Tuesday, June 15, 2010

Last Acts

The resurgence of Betty White's career is satisfying to witness. But the truth is she never stopped working or faded away. She's been a continuous presence on television since its inception, making her debut in 1949, and on radio long before that. You can watch her as a young woman in her own series Life With Elizabeth beginning in 1952, frozen forever at age 30 in the cinched dresses of the period, then chart her progress through the decade to a surprising appearance as a U.S. Senator in 1962's Advise & Consent, with a pit stop on Password, where she married the host. Then come the iconic comedic characters, the man-hungry Happy Homemaker Sue Ann Nivens, followed by her polar opposite, the dizzy simpleton Rose Nylund. and when she's not on TV, she's making films. I still remember watching her feed cows to the giant alligator in Lake Placid when I saw it in the theatre (don't ask) and how the audience gasped when she called the sheriff "Fuck Meat." It's around that time that her crusty, self-deprecating humor really blossomed and bloomed, but she's continued to test her mettle in television series like Ally McBeal and Boston Legal, right up to her recent Facebook-fueled Saturday Night Live guest host gig. And tomorrow she launches yet another series, with the let's-hope-it's-better-than-it-looks TV Land Network premier of Hot In Cleveland.

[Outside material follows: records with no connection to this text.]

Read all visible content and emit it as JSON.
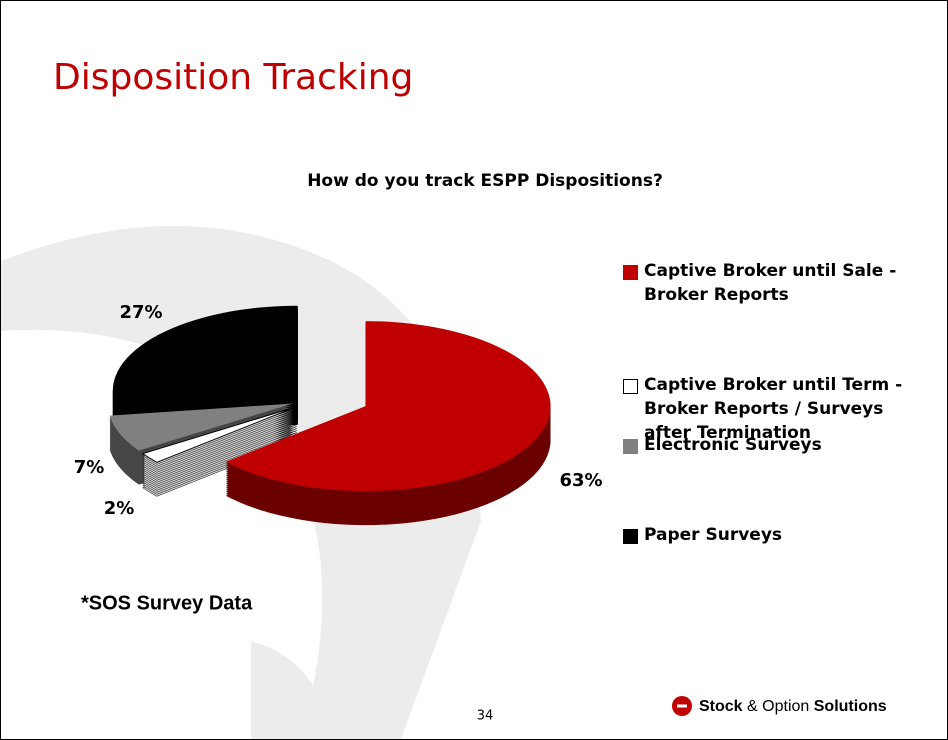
{
  "slide_title": "Disposition Tracking",
  "chart_data": {
    "type": "pie",
    "title": "How do you track ESPP Dispositions?",
    "categories": [
      "Captive Broker until Sale - Broker Reports",
      "Captive Broker until Term - Broker Reports / Surveys after Termination",
      "Electronic Surveys",
      "Paper Surveys"
    ],
    "values": [
      63,
      2,
      7,
      27
    ],
    "value_labels": [
      "63%",
      "2%",
      "7%",
      "27%"
    ],
    "colors": [
      "#c00000",
      "#ffffff",
      "#808080",
      "#000000"
    ],
    "legend": "right"
  },
  "note": "*SOS Survey Data",
  "page_number": "34",
  "logo": [
    "Stock",
    "& Option",
    "Solutions"
  ]
}
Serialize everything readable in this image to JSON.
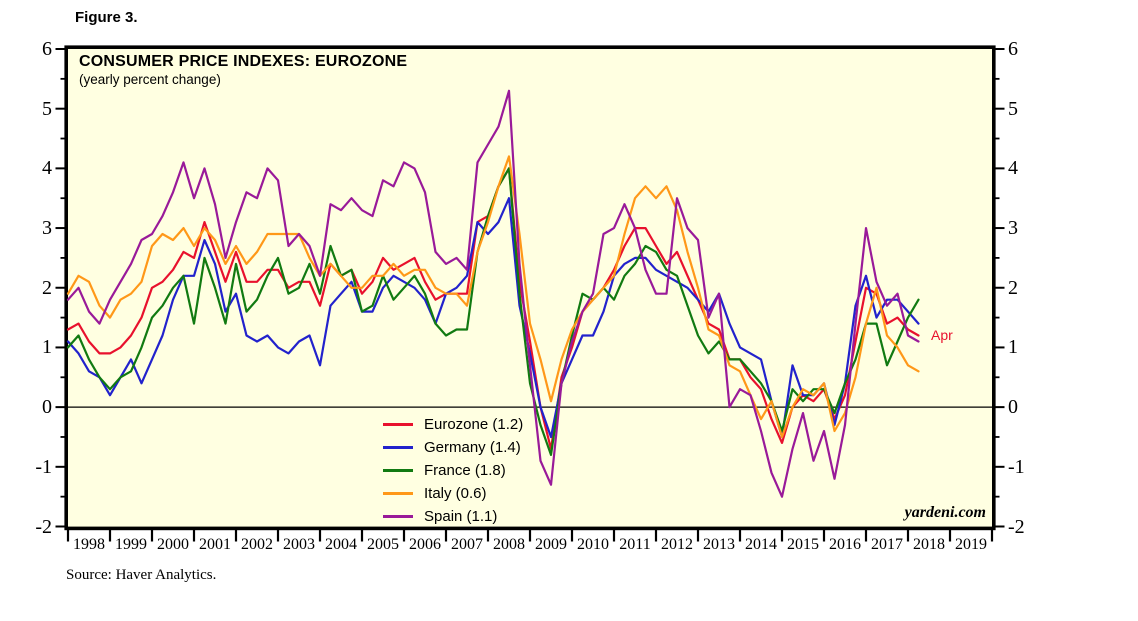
{
  "figure_label": "Figure 3.",
  "chart": {
    "title": "CONSUMER PRICE INDEXES: EUROZONE",
    "subtitle": "(yearly percent change)"
  },
  "annotations": {
    "last_point_label": "Apr",
    "last_point_label_color": "#e8112d",
    "watermark": "yardeni.com"
  },
  "source": "Source: Haver Analytics.",
  "colors": {
    "plot_background": "#ffffe1",
    "frame": "#000000",
    "zero_line": "#000000"
  },
  "chart_data": {
    "type": "line",
    "title": "CONSUMER PRICE INDEXES: EUROZONE",
    "subtitle": "(yearly percent change)",
    "x_unit": "year (quarterly samples, Q1 1998 - Apr 2018)",
    "x_start": 1998,
    "x_step": 0.25,
    "x_axis": {
      "range": [
        1998,
        2020
      ],
      "year_labels": [
        1998,
        1999,
        2000,
        2001,
        2002,
        2003,
        2004,
        2005,
        2006,
        2007,
        2008,
        2009,
        2010,
        2011,
        2012,
        2013,
        2014,
        2015,
        2016,
        2017,
        2018,
        2019
      ]
    },
    "y_axis": {
      "range": [
        -2,
        6
      ],
      "major_ticks": [
        -2,
        -1,
        0,
        1,
        2,
        3,
        4,
        5,
        6
      ],
      "minor_step": 0.5,
      "zero_line": true
    },
    "legend_position": "inside-bottom-center",
    "series": [
      {
        "name": "Eurozone",
        "legend_label": "Eurozone (1.2)",
        "latest_value": 1.2,
        "color": "#e8112d",
        "values": [
          1.3,
          1.4,
          1.1,
          0.9,
          0.9,
          1.0,
          1.2,
          1.5,
          2.0,
          2.1,
          2.3,
          2.6,
          2.5,
          3.1,
          2.6,
          2.1,
          2.6,
          2.1,
          2.1,
          2.3,
          2.3,
          2.0,
          2.1,
          2.1,
          1.7,
          2.4,
          2.2,
          2.3,
          1.9,
          2.1,
          2.5,
          2.3,
          2.4,
          2.5,
          2.1,
          1.8,
          1.9,
          1.9,
          1.9,
          3.1,
          3.2,
          3.7,
          4.0,
          2.1,
          1.1,
          0.0,
          -0.7,
          0.5,
          1.0,
          1.6,
          1.8,
          2.0,
          2.3,
          2.7,
          3.0,
          3.0,
          2.7,
          2.4,
          2.6,
          2.2,
          1.8,
          1.4,
          1.3,
          0.8,
          0.8,
          0.5,
          0.3,
          -0.2,
          -0.6,
          0.0,
          0.2,
          0.1,
          0.3,
          -0.2,
          0.2,
          1.1,
          2.0,
          1.9,
          1.4,
          1.5,
          1.3,
          1.2
        ]
      },
      {
        "name": "Germany",
        "legend_label": "Germany (1.4)",
        "latest_value": 1.4,
        "color": "#2222cc",
        "values": [
          1.1,
          0.9,
          0.6,
          0.5,
          0.2,
          0.5,
          0.8,
          0.4,
          0.8,
          1.2,
          1.8,
          2.2,
          2.2,
          2.8,
          2.4,
          1.6,
          1.9,
          1.2,
          1.1,
          1.2,
          1.0,
          0.9,
          1.1,
          1.2,
          0.7,
          1.7,
          1.9,
          2.1,
          1.6,
          1.6,
          2.0,
          2.2,
          2.1,
          2.0,
          1.8,
          1.4,
          1.9,
          2.0,
          2.2,
          3.1,
          2.9,
          3.1,
          3.5,
          1.7,
          0.9,
          0.0,
          -0.5,
          0.4,
          0.8,
          1.2,
          1.2,
          1.6,
          2.2,
          2.4,
          2.5,
          2.5,
          2.3,
          2.2,
          2.1,
          2.0,
          1.8,
          1.6,
          1.9,
          1.4,
          1.0,
          0.9,
          0.8,
          0.1,
          -0.5,
          0.7,
          0.2,
          0.2,
          0.4,
          -0.3,
          0.4,
          1.7,
          2.2,
          1.5,
          1.8,
          1.8,
          1.6,
          1.4
        ]
      },
      {
        "name": "France",
        "legend_label": "France (1.8)",
        "latest_value": 1.8,
        "color": "#117a11",
        "values": [
          1.0,
          1.2,
          0.8,
          0.5,
          0.3,
          0.5,
          0.6,
          1.0,
          1.5,
          1.7,
          2.0,
          2.2,
          1.4,
          2.5,
          2.0,
          1.4,
          2.4,
          1.6,
          1.8,
          2.2,
          2.5,
          1.9,
          2.0,
          2.4,
          1.9,
          2.7,
          2.2,
          2.3,
          1.6,
          1.7,
          2.2,
          1.8,
          2.0,
          2.2,
          1.9,
          1.4,
          1.2,
          1.3,
          1.3,
          2.6,
          3.2,
          3.7,
          4.0,
          1.9,
          0.4,
          -0.3,
          -0.8,
          0.4,
          1.2,
          1.9,
          1.8,
          2.0,
          1.8,
          2.2,
          2.4,
          2.7,
          2.6,
          2.3,
          2.2,
          1.7,
          1.2,
          0.9,
          1.1,
          0.8,
          0.8,
          0.6,
          0.4,
          0.1,
          -0.4,
          0.3,
          0.1,
          0.3,
          0.3,
          -0.1,
          0.4,
          0.8,
          1.4,
          1.4,
          0.7,
          1.1,
          1.5,
          1.8
        ]
      },
      {
        "name": "Italy",
        "legend_label": "Italy (0.6)",
        "latest_value": 0.6,
        "color": "#ff9818",
        "values": [
          1.9,
          2.2,
          2.1,
          1.7,
          1.5,
          1.8,
          1.9,
          2.1,
          2.7,
          2.9,
          2.8,
          3.0,
          2.7,
          3.0,
          2.8,
          2.4,
          2.7,
          2.4,
          2.6,
          2.9,
          2.9,
          2.9,
          2.9,
          2.5,
          2.2,
          2.4,
          2.2,
          2.0,
          2.0,
          2.2,
          2.2,
          2.4,
          2.2,
          2.3,
          2.3,
          2.0,
          1.9,
          1.9,
          1.7,
          2.6,
          3.1,
          3.7,
          4.2,
          2.9,
          1.4,
          0.8,
          0.1,
          0.8,
          1.3,
          1.6,
          1.8,
          2.0,
          2.2,
          2.9,
          3.5,
          3.7,
          3.5,
          3.7,
          3.3,
          2.6,
          2.0,
          1.3,
          1.2,
          0.7,
          0.6,
          0.2,
          -0.2,
          0.1,
          -0.5,
          0.0,
          0.3,
          0.2,
          0.4,
          -0.4,
          -0.1,
          0.5,
          1.4,
          2.0,
          1.2,
          1.0,
          0.7,
          0.6
        ]
      },
      {
        "name": "Spain",
        "legend_label": "Spain (1.1)",
        "latest_value": 1.1,
        "color": "#991a99",
        "values": [
          1.8,
          2.0,
          1.6,
          1.4,
          1.8,
          2.1,
          2.4,
          2.8,
          2.9,
          3.2,
          3.6,
          4.1,
          3.5,
          4.0,
          3.4,
          2.5,
          3.1,
          3.6,
          3.5,
          4.0,
          3.8,
          2.7,
          2.9,
          2.7,
          2.2,
          3.4,
          3.3,
          3.5,
          3.3,
          3.2,
          3.8,
          3.7,
          4.1,
          4.0,
          3.6,
          2.6,
          2.4,
          2.5,
          2.3,
          4.1,
          4.4,
          4.7,
          5.3,
          2.4,
          0.7,
          -0.9,
          -1.3,
          0.4,
          1.1,
          1.6,
          1.9,
          2.9,
          3.0,
          3.4,
          3.0,
          2.3,
          1.9,
          1.9,
          3.5,
          3.0,
          2.8,
          1.5,
          1.9,
          0.0,
          0.3,
          0.2,
          -0.4,
          -1.1,
          -1.5,
          -0.7,
          -0.1,
          -0.9,
          -0.4,
          -1.2,
          -0.3,
          1.4,
          3.0,
          2.1,
          1.7,
          1.9,
          1.2,
          1.1
        ]
      }
    ]
  }
}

With so much exposure, I hope that she doesn't degrade her brand -- because face it, Betty White's career right now is at a defining apex that it took 70 years to reach -- the way another enjoyable actress did about 25 years ago. After a long and distinguished career as a character actress on stage and film, and even as a screenwriter, Ruth Gordon came into her own in a similar way, already well into her 60s. Riding the success of Rosemary's BabyHarold & Maude and a few other notable screen credits, she became a hot commodity. Soon everywhere you looked she was twinkling and mugging her dried apple doll pixie face across the screen, playing everything from Carlton the Doorman's mother on Rhoda to making weakly-conceived guest appearances on Newhart, Taxi, and The Love Boat. Her characters were always eccentric and manic but ultimately wise from their years of hardscrabble living; there was always a message to impart before she left you too soon, much the way her most memorable character did when she took the poison tablets, on Maude's 80th birthday.  


Betty White is nearly 89, but I hope she has many more years of triumph and success. Unlike Ms. Gordon and some others, hers might be an image so familiar and edgy and likable that it's impervious to the tarnish of overexposure. We'll see.